The New England Patriots and Dolphins also made a run at the Colts, although Accorsi refused to trade Elway to a team within his own division.

In Denver, Elway's legacy included those three AFC title-game victories over the Browns.

"He haunted us to death in Cleveland," said Art Modell, the former Browns owner. "Year after year, he would knock us out of the race. He was probably the best two-minute quarterback I've ever known."

Absent the Elway factor, the Browns might've won a Super Bowl or two and perhaps never left Cleveland in 1996 for Baltimore.

"John Elway kept Art Modell from three Super Bowls," said Kevin Byrne, the team's long-time executive. "I think we would have played better in two of those Super Bowls than the Broncos did, and Art might be in the Hall of Fame now.

"Had we won, the business leaders in Cleveland might have been more sympathetic toward Art about giving him a new stadium. ... Maybe we wouldn't be here."

Elway's rejection of Baltimore had to do with a feud between his father, Jack, and Colts coach Frank Kush.
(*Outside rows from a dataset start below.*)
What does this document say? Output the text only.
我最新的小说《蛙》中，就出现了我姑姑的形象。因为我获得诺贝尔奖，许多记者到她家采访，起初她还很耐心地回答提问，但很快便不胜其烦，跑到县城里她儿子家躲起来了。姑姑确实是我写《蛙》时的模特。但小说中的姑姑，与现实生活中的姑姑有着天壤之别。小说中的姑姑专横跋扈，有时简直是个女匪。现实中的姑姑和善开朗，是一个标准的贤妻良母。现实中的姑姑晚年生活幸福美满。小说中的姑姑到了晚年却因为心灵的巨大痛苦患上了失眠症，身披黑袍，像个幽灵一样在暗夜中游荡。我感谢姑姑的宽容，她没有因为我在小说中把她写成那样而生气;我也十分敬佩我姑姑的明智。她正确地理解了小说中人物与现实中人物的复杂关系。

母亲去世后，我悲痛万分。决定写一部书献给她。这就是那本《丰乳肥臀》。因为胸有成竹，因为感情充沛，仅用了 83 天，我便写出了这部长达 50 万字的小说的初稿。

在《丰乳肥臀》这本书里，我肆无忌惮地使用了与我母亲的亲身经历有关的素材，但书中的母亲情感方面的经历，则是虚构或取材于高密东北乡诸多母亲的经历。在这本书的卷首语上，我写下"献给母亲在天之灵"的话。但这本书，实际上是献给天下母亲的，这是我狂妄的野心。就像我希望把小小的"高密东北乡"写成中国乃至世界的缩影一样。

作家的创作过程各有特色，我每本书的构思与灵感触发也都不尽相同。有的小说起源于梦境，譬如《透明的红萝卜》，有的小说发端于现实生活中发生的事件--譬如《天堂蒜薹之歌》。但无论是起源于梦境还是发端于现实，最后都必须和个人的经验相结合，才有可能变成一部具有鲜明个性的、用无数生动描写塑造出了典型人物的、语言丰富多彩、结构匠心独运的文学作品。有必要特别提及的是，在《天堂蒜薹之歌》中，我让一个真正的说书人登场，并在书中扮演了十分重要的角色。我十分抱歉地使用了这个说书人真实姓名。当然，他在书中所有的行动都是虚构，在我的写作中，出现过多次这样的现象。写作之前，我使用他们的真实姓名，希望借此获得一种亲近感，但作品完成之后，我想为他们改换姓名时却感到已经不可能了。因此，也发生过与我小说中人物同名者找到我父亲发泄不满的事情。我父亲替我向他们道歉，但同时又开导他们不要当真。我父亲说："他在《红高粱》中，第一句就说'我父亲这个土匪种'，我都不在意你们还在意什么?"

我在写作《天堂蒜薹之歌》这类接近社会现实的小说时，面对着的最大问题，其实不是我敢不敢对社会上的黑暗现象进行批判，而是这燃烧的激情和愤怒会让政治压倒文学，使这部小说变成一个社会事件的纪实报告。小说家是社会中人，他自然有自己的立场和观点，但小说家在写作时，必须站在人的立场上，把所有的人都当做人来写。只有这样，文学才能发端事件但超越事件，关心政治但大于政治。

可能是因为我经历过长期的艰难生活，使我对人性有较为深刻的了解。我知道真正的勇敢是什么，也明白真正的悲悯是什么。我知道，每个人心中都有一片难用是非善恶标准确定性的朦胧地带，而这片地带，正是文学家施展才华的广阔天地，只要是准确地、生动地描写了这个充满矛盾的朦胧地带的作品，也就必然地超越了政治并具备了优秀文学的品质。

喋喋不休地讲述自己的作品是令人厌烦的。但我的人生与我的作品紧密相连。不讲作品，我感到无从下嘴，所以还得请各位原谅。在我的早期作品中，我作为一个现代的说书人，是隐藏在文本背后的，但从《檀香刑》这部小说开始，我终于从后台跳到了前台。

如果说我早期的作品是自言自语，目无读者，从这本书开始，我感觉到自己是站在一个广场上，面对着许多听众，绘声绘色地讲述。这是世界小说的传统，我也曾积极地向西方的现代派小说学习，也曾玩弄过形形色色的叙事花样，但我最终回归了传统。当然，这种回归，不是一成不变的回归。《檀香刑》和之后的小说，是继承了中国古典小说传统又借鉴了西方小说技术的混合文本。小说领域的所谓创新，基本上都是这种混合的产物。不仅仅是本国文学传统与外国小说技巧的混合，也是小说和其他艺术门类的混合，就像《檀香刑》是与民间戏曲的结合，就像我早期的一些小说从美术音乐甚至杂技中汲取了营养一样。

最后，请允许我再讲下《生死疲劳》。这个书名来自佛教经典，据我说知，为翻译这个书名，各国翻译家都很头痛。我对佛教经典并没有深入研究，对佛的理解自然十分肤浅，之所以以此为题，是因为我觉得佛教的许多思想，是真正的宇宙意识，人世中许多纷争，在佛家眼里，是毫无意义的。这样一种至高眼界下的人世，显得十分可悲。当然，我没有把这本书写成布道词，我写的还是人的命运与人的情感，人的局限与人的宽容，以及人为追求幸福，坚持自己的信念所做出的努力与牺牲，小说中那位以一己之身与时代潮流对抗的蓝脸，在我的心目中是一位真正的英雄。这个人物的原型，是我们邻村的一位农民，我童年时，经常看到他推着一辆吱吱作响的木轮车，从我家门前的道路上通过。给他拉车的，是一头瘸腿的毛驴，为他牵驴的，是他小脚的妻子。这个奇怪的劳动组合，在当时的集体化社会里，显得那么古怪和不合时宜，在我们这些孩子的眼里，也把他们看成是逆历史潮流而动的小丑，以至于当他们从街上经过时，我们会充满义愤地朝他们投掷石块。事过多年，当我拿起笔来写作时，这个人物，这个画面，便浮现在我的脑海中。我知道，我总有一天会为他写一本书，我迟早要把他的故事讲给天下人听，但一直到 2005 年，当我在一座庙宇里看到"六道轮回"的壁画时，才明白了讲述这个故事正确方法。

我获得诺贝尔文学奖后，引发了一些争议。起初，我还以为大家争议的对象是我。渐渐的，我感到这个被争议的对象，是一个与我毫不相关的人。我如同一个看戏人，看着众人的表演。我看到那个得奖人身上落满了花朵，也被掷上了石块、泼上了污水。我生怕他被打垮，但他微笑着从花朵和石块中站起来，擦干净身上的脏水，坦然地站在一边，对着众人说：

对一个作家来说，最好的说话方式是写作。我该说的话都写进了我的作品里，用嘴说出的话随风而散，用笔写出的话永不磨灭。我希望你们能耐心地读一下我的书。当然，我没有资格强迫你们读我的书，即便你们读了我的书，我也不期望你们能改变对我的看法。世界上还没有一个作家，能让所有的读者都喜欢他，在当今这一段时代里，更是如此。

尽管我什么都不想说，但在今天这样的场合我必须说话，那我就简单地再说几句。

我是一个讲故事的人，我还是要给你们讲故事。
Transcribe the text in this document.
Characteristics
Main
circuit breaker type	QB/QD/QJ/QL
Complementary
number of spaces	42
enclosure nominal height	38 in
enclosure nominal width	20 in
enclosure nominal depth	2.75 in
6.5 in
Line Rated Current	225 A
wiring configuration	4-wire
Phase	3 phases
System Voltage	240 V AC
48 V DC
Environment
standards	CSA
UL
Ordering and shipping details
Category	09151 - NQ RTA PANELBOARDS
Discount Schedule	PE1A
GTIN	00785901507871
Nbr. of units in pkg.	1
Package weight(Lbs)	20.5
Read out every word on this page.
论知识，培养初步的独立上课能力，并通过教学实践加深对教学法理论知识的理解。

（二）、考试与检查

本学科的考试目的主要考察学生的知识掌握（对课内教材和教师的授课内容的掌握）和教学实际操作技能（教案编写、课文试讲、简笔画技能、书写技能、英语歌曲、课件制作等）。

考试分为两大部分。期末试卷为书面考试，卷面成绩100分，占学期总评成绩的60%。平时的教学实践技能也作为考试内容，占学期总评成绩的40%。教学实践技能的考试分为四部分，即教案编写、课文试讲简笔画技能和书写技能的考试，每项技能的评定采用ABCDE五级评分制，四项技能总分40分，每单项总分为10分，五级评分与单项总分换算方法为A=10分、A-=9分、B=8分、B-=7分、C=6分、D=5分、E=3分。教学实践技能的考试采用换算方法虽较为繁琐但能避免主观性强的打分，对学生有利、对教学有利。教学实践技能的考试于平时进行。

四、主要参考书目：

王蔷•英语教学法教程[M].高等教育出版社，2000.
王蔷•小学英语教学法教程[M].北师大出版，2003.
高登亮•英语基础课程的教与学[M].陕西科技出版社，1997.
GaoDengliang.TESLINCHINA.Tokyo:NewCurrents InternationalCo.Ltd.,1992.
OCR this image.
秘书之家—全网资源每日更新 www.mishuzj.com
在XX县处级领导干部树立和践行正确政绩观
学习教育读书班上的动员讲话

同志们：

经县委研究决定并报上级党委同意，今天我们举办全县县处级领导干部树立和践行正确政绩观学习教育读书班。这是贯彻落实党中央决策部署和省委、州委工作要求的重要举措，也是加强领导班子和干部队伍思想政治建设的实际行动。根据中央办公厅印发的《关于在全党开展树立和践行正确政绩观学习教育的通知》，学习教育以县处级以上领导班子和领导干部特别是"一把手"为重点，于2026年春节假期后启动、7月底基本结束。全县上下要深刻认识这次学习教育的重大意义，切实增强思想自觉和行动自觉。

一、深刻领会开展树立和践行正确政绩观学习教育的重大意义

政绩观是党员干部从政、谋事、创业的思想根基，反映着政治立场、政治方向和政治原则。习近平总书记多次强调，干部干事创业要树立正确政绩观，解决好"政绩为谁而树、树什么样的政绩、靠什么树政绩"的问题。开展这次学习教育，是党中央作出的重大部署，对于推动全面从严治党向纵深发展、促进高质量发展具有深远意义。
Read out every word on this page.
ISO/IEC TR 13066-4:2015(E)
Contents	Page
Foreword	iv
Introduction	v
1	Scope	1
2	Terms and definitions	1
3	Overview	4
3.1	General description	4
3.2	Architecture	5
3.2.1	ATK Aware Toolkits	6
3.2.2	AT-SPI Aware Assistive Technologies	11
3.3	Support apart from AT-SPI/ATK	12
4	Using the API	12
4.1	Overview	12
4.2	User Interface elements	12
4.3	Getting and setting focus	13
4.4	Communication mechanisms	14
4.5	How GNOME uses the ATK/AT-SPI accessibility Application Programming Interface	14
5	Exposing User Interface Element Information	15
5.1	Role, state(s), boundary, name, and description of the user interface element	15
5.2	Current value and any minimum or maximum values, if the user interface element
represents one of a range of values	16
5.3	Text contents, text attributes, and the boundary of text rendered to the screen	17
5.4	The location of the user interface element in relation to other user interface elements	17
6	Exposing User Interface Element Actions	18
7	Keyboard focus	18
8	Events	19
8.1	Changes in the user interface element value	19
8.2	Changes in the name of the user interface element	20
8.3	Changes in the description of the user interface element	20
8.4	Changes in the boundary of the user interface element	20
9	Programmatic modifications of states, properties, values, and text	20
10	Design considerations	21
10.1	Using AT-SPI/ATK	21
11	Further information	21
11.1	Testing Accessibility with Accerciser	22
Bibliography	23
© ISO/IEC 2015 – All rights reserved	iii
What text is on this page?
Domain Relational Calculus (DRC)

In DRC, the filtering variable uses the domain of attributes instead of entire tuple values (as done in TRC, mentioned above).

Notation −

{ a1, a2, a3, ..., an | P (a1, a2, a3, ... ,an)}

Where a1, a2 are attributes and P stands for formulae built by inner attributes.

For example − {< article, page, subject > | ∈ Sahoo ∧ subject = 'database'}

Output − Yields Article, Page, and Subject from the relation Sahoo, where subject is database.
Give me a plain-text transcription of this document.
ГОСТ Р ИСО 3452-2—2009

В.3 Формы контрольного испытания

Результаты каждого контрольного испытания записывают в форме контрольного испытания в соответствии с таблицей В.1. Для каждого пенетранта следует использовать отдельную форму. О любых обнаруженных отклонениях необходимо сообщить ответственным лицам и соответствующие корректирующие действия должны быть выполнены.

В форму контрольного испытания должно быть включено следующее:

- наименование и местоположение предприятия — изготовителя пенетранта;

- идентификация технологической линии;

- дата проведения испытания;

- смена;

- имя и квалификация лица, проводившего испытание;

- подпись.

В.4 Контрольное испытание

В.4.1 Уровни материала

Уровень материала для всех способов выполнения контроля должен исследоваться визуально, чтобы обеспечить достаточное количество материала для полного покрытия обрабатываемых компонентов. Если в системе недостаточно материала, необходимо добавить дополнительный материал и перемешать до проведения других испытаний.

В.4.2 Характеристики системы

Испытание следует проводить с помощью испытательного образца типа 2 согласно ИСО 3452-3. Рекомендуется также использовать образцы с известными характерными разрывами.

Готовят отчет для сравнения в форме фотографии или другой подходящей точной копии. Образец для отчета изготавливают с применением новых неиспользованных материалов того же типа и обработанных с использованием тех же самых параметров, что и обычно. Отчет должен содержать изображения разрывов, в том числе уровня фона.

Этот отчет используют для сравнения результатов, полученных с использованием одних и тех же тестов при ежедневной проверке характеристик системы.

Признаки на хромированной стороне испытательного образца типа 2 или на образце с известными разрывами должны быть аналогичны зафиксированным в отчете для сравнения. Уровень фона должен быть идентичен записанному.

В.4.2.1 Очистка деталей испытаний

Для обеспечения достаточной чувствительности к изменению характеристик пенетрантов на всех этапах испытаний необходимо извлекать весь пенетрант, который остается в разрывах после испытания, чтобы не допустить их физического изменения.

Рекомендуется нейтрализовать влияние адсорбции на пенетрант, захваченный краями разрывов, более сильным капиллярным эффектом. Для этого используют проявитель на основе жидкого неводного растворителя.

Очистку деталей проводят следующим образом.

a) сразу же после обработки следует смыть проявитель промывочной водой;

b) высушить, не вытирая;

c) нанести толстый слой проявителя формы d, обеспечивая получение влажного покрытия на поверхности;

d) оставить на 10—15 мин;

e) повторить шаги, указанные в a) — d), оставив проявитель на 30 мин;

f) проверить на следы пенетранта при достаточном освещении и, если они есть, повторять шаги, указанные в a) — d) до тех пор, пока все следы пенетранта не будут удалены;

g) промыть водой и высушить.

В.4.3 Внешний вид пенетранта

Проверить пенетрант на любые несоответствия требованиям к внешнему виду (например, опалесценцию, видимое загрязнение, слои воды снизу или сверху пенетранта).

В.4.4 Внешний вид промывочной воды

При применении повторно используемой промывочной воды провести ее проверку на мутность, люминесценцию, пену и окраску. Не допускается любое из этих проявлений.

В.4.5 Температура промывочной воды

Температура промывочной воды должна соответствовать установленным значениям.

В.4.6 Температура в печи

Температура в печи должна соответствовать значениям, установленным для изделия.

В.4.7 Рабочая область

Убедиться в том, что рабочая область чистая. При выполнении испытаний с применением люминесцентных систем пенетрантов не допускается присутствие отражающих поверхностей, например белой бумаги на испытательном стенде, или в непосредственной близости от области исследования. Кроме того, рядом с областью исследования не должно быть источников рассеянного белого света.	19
The senior Elway and Kush had coached and recruited against each other at the college level. Curiously, that fact never surfaced until years later.

Now, 21 years later, Accorsi has positioned the Giants for the long haul, hiring a new coach, Tom Coughlin, and installing a franchise quarterback in Manning.

"The irony of it is, [Manning] will have a lot longer career than I have left," said Accorsi, 62. "I won't be here when he's having his best years. But I feel good about the coach and the quarterback."